There are a few camps when it comes to how data should be leveraged or not in today’s world. For one, there’s the idea that using cloud-based approaches empower your products to get better. Google is a great example of this: they illustrate that by having a cloud-focused approach for digital products, users get better and smarter features like being able to see how busy a restaurant is in real time.


In another camp, you have companies like Apple, who work to minimize the amount of cloud-based processing and collection of user data. Instead, they focus on running intense machine-learning algorithms on user devices to provide similar benefits. From a development perspective, there are certainly pros, cons, and risks to each camp.

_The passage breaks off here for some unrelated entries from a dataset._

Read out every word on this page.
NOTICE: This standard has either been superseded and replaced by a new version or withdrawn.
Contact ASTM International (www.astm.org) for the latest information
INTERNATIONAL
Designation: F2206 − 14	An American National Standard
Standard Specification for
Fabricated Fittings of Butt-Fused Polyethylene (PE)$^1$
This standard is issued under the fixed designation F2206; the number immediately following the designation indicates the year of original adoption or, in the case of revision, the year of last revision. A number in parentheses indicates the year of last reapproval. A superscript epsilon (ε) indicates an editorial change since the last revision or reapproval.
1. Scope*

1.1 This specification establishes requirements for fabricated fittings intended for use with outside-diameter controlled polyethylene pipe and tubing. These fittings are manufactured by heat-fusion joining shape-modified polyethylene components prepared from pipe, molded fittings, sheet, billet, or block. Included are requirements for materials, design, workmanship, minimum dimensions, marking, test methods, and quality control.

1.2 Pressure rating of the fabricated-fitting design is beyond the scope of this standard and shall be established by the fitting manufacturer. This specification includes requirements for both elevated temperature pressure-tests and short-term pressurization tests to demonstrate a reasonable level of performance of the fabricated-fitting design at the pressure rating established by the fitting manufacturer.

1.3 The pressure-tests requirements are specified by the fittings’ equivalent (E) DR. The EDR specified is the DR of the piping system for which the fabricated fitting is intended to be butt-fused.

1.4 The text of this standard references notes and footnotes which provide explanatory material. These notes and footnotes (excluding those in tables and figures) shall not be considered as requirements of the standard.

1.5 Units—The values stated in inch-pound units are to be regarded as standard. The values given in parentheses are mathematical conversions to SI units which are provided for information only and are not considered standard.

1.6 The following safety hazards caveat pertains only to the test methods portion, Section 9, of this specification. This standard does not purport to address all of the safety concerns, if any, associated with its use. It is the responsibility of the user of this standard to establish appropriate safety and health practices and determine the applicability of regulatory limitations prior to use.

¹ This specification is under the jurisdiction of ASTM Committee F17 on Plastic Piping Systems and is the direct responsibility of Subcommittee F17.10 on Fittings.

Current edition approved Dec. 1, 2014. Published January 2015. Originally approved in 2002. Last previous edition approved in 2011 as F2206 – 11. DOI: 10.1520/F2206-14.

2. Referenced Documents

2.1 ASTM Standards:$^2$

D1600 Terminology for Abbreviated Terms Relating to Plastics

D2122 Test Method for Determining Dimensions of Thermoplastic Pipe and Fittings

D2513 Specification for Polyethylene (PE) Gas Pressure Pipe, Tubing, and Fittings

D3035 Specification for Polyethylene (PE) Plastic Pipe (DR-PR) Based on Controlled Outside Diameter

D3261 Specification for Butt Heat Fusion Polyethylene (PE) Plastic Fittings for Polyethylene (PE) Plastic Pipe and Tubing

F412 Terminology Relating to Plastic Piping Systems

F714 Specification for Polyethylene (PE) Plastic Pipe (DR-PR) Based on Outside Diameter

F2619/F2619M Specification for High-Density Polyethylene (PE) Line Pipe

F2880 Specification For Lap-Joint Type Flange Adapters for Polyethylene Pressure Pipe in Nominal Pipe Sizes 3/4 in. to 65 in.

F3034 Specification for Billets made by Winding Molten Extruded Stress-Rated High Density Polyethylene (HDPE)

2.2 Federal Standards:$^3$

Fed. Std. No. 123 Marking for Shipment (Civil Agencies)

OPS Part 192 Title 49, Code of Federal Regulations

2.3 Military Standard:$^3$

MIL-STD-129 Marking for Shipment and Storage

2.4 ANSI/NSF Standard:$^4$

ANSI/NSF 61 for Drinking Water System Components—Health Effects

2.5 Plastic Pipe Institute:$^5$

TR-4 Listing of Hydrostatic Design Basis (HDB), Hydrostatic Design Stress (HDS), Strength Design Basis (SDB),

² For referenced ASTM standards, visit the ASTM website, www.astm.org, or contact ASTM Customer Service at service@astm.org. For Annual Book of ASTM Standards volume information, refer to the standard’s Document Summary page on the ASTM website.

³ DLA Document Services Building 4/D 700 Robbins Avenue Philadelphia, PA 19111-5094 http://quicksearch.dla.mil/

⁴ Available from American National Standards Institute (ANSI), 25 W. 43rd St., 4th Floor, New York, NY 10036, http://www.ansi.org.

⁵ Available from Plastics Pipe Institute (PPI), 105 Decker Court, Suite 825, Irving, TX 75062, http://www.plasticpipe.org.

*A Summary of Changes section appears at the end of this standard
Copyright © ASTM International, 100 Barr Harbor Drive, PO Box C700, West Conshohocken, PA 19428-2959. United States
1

Amongst the growing list of considerations for development, data privacy is becoming a larger political issue. The European Union has already started to lead the way with regulation in the form of GDPR. California enacted their Consumer Privacy Act, which could pave the way for broader policies in the United States. CEOs from some of the larger tech companies are regularly requested to Capitol Hill to speak on behalf of their organization. All of this means that data privacy is becoming an increasingly larger issue. While it is difficult to tell what will become of this, one thing is for sure: the tech landscape will look different in the next few years. Plan your business endeavors around that.


In the meantime, there are some general approaches product development teams can take when handling user data moving forward. The idea that “data is a liability” is something to consider subscribing to. If something were to happen to your users’ data, that could be disastrous for your company. Minimizing the amount of data your collect and ensuring any small amount is well-protected would be in the best interest of your users and company.


Thinking carefully through your user experience of protecting data is also a valuable practice. In your product, consider how your users can manage their data and ensure it can be securely removed if needed. Be transparent about how your store, secure, and manage anything they share with you.


The next few years of tech will be focused on data privacy. These problems have always been present, but in today’s landscape are incredibly pronounced and under examination. If you’re building a new digital product today, it is incredibly important for the future of your business to prioritize risk assessment, analyzing and planning when it comes to protecting your user data.